How to create a ddd aggregate and update other aggregate with its reference in the same transaction?

Question

I would like to ask about a problem I have using DDD in the implementation of a game.

I have a situation where, based on a message the system receives, a new aggregate for a player is created. The problem comes from the fact this new aggregate has to be referenced by another aggregate (a table aggregate) using its id. This second aggregate keeps a value object with information about the player at the table like his position or colour chosen. The player aggregate stores players actions because, depending on the number of players and actions issued by them, the table aggregate could become massive and the lock contention at the database would be too costly if I keep everything on table. For the player to be able to join the table, some validations have to be passed first, like colour not taken, maximum number of players already reached or games that the player has been inactive, that's why this value object is stored at table with info from the players.
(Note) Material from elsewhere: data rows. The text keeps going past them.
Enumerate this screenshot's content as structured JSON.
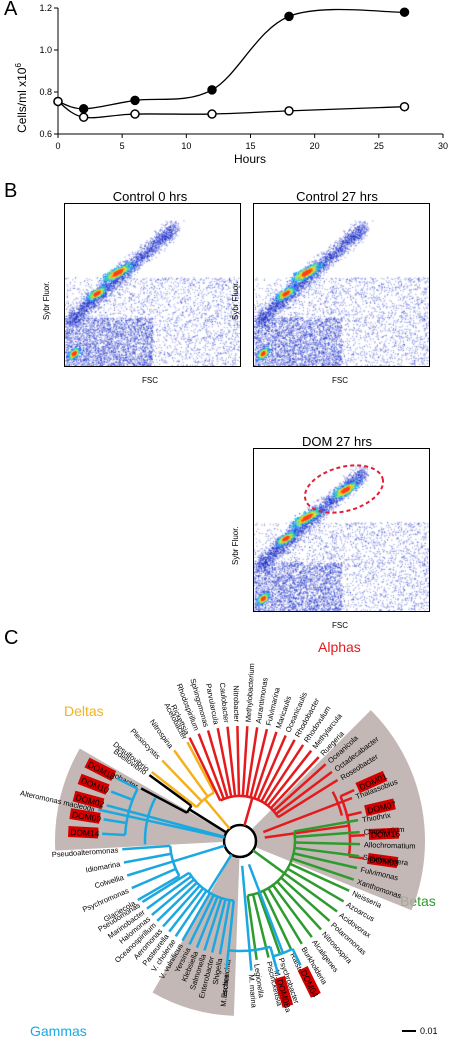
{
  "panels": {
    "A": "A",
    "B": "B",
    "C": "C"
  },
  "chart_data": {
    "type": "line",
    "xlabel": "Hours",
    "ylabel": "Cells/ml x10",
    "ylabel_sup": "6",
    "xlim": [
      0,
      30
    ],
    "ylim": [
      0.6,
      1.2
    ],
    "xticks": [
      0,
      5,
      10,
      15,
      20,
      25,
      30
    ],
    "yticks": [
      0.6,
      0.8,
      1.0,
      1.2
    ],
    "xtick_labels": [
      "0",
      "5",
      "10",
      "15",
      "20",
      "25",
      "30"
    ],
    "ytick_labels": [
      "0.6",
      "0.8",
      "1.0",
      "1.2"
    ],
    "series": [
      {
        "marker": "filled",
        "x": [
          0,
          2,
          6,
          12,
          18,
          27
        ],
        "y": [
          0.755,
          0.72,
          0.76,
          0.81,
          1.16,
          1.18
        ]
      },
      {
        "marker": "open",
        "x": [
          0,
          2,
          6,
          12,
          18,
          27
        ],
        "y": [
          0.755,
          0.68,
          0.695,
          0.695,
          0.71,
          0.73
        ]
      }
    ]
  },
  "flow": {
    "plots": [
      {
        "title": "Control 0 hrs",
        "xlabel": "FSC",
        "ylabel": "Sybr Fluor.",
        "gate": false
      },
      {
        "title": "Control 27 hrs",
        "xlabel": "FSC",
        "ylabel": "Sybr Fluor.",
        "gate": false
      },
      {
        "title": "DOM 27 hrs",
        "xlabel": "FSC",
        "ylabel": "Sybr Fluor.",
        "gate": true
      }
    ]
  },
  "tree": {
    "group_labels": {
      "alphas": "Alphas",
      "deltas": "Deltas",
      "betas": "Betas",
      "gammas": "Gammas"
    },
    "colors": {
      "alphas": "#e41a1c",
      "deltas": "#f4b11c",
      "betas": "#2e9b2e",
      "gammas": "#1ba8e0",
      "highlight": "#d40000",
      "shade": "#b9aca9"
    },
    "scale_label": "0.01",
    "alphas_taxa": [
      "Helicobacter",
      "Bdellovibrio",
      "Desulfovibrio",
      "Plesiocystis",
      "Nitrospina",
      "Acetobacter",
      "Rickettsia",
      "Rhodospirillum",
      "Sphingomonas",
      "Parvularcula",
      "Caulobacter",
      "Nitrobacter",
      "Methylobacterium",
      "Aurantimonas",
      "Fulvimarina",
      "Maricaulis",
      "Oceanicaulis",
      "Rhodobacter",
      "Rhodovulum",
      "Methylarcula",
      "Ruegeria",
      "Oceanicola",
      "Octadecabacter",
      "Roseobacter",
      "Thalassobius"
    ],
    "alpha_dom": [
      "DOM01",
      "DOM07",
      "DOM16",
      "DOM03"
    ],
    "betas_taxa": [
      "Thiothrix",
      "Chromatium",
      "Allochromatium",
      "Salinisphaera",
      "Fulvimonas",
      "Xanthomonas",
      "Neisseria",
      "Azoarcus",
      "Acidovorax",
      "Polaromonas",
      "Nitrosospira",
      "Alcaligenes",
      "Burkholderia",
      "Ralstonia",
      "Psychrobacter",
      "Piscirickettsia",
      "Legionella"
    ],
    "gamma_left_taxa": [
      "Alteromonas macleodii",
      "Glaciecola",
      "Psychromonas",
      "Colwellia",
      "Idiomarina",
      "Pseudoalteromonas",
      "Escherichia",
      "Shigella",
      "Enterobacter",
      "Salmonella",
      "Klebsiella",
      "Yersinia",
      "V. vulnificus",
      "V. cholerae",
      "Pasteurella",
      "Aeromonas",
      "Oceanospirillum",
      "Halomonas",
      "Marinobacter",
      "Pseudomonas",
      "M. thalassica",
      "M. marina",
      "M. arctica"
    ],
    "gamma_dom_left": [
      "DOM14",
      "DOM09",
      "DOM02",
      "DOM10",
      "DOM18"
    ],
    "gamma_dom_right": [
      "DOM04",
      "DOM08"
    ]
  }
}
So, based on this, I only create the player aggregate when he issues the first action to be stored outside the table. The problem with that is that table could hold value objects referencing an aggregate that hasn't been created yet which makes the code look ugly as it forces it to check for null references. The other option, that is creating first the player aggregate, also breaks the design as the validations to create a player happens on the table first. Because of the concurrent nature of the system, validating first on table to then create the player aggregate and then, on receiving the event from the creation, update the table, could cause many race conditions. The only thing I can think of is updating two aggregates in the same transaction but that goes against DDD rules.

Is there any nice solution to this? I guess in the end this is going to be related to the design but I cannot think of any way it could work without introducing performance issues.

Thanks.

Answer 1

As often, part of your issues may be solved by looking at them from a domain and ubiquitous language perspective.

• Udi Dahan has an excellent article about how Aggregate Roots don't appear out of thin air but as a result of a domain action that must be a first class ubiquitous language citizen. In your case, Player could be created not by the application service but closest to the domain source, by the Table AR.

  Note that I don't necessarily advocate holding full references to other Roots like in Udi's example, but you could replace that with Table.ReceivePlayer(...) returning the newly created player, which can then be added to PlayerRepository by the application service. Since Player doesn't play the role of an Aggregate Root (i.e. single entry point to modifications and invariant enforcement) but that of a simple Entity in that scenario, you could legitimately wrap all that in a single transaction.

• The forces that drive Aggregate modelling are basically true invariants, concurrency and performance. To justify how you modelled yours, you state that the table aggregate could become massive and the lock contention at the database would be too costly if I keep everything on table.

  I think it would pay off to explore a bit more what this contention would really be and putting domain terms behind it, enriching your ubiquitous language. Is a table massively concurrent ? How so ? Does the game have mutable shared state that players modify ? Do players need to make decisions based on other players' moves, introducing some kind of bias if concurrent actions are taken in the mean time ? How does all that translate in domain terms ? What does the additional Player aggregate bring you ?

  In terms of performance, what would a massive Table aggregate look like and how would it affect the system ?

• The "no transaction spanning multiple aggregates" rule is just a corollary of approaching Aggregates as consistency boundaries, it's not set in stone. It doesn't make sense to craft small, independently consistent aggregates and pack a ton of modifications to multiple of them in a single transaction, because you create unneeded contention, and potential concurrency issues ensue. But in a scenario where no concurrency problems exist beyond those of the sole Table AR, and this is certainly the case with creation since no-one else is aware of the Player being added, it's just as if you had only modified one Aggregate and the rule doesn't really hold any more.

  If you respect the rule in the 99% modification cases but don't in the 1% creation cases, you're still in the lines.